Important Dates

2017 Champion: Patently Nuts (71.5 points)
2018 Season: March 29 - September 30

Monday, May 14, 2007

Transaction Analysis - Jermaine Dye

Traded: Robinson Cano and Rocco Baldelli (Pete Rose) for Jermaine Dye and Tadihito Iguchi (Youke).

The first trade of the league has taken place featuring two under performing players. Jermaine Dye provides some much needed power to Pete Rose Legacy while Robinson Cano is a potential keeper for Yoouke at a thin position.

First I will look at Dye with analysis on Cano later.

The concerning thing about Dye is that he has essential played 2.5 consecutive months of sub-par and awful baseball. Last September, Dye hit .256/5/13 and so far this season is hitting .203/6/17. Another .315/44/120 season is not going to happen. Last season (up until September) Dye was hitting one home run every 11.5 at bats - a torrid pace. Since then, Dye is hitting one home run every 19.3 at bats, which is much more in line with his career numbers (1 per 20.7 AB). While this is a large drop from last year, it doesn't surprise me that Dye has regressed to his mean - most players with huge seasons do. He is striking out more than last year, but not outside his range (at his current pace he will come close or just pass his career high). Interestingly, his ground ball to fly ball ratio is about the best it's ever been, which is usually indicative of improved hitting. On the upside, the balls he does hit in play are only dropping for hits at a .221 rate (league average ~ .290), which will undoubtedly improve considering his low ground ball percentage.

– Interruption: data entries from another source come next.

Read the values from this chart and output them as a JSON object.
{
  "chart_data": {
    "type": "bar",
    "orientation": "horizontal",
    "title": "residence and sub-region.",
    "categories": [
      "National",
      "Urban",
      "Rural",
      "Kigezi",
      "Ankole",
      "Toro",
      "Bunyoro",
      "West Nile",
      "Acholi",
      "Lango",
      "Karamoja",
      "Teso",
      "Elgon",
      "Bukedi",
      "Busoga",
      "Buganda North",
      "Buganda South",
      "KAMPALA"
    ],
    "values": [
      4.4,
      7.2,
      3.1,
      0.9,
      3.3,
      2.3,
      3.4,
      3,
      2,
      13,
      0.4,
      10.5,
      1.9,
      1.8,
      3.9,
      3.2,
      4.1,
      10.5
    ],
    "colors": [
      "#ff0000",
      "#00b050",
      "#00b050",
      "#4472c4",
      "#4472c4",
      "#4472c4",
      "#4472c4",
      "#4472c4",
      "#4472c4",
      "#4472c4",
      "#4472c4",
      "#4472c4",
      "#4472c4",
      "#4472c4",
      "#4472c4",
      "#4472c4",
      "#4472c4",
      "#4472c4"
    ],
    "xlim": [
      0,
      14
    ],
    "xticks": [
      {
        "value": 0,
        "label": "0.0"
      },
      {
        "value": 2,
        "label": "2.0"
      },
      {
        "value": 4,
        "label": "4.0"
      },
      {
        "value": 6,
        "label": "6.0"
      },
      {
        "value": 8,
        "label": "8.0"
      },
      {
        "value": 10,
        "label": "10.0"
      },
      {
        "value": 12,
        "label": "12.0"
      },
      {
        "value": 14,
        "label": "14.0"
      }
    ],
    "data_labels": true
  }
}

What this all tells me is that Dye is up there trying to hit 50 homeruns while he is really only a 30 HR guy. Without Thome in the lineup, Dye is the only true HR threat and probably puts pressure on himself to hit for power. All this has done is decimate his average while not producing any more home runs for himself. Assuming one home run per 19 at bats and 530 at bats, Dye will hit 27-28 home runs in 2007. He's already hit 6, leaving 21-22 more for Spencer. To improve his average to a modest .265 by the end of the season, Dye will have to hit .280 from today on. I think this is a reachable goal, and one I'm assuming he'll based on his increased value over the last 3 seasons.

For RBI's and runs, the decreased average and on base percentage has hurt. Dye was driving in 0.2 batters per plate appearance in 2006 - a rate that rewarded him with 120 RBIs. In 2007, Dye's RBI rate has dropped to 0.12. Assuming that Dye improves his average, his RBI rate should climb closer to 0.17. Currently, runners are on base 55.6% of the time Dye is up to bat. Even if this drops to 50 percent when Thome returns, Dye will still have roughly the same number of opportunities as he's had in the past. Translated over 463 more plate appearances, this should give Dye 78 more RBI (95 for the year).

In summary, Dye gets Spencer
.280/21/78

Not too shabby. Considering the lack of HR and RBI producers on his team, I think this acquisition will be beneficial. Of course, this all assumes Dye breaks out of his slump.

Thoughts on Cano to follow...

3 comments:

Mr. Bill said...

Pretty good analysis of Dye, although statistically speaking, a ball hit on the ground is more likely to be a hit than a ball hit in the air. The fact that he's hitting more balls in the air makes it likely that his power numbers will still be there (and having hit 6 HRs at this point in the season puts him on pace for around 25-30), but doesn't say much about his batting average. The key for batting average is the line drive percentage, but that isn't always shown with the gb and fb statistics.

Z said...

Yes, line drive would be a better statistic. However, I would guess that line dives are included in the FB rate. More fly balls, more line drives.

Interesting that GB are hit for a better average than FB. Must mean that the potential extra base hit in a fly ball is worth the decrease in average. Looking at a pitcher, you want to see more GB than FB so the inverse must be true for a batter, no?

Z said...

Ok, doing a quick correlation between batting average, ground balls, and fly balls for all batters with at least 50 plate appearance in 2007, there is a .14 positive relationship between BA and GB/PA compared with a .02 relationship between BA and FB/PA

So, while definitely not a strong correlation, GB/PA has a stronger positive correlation with average than does FB/PA.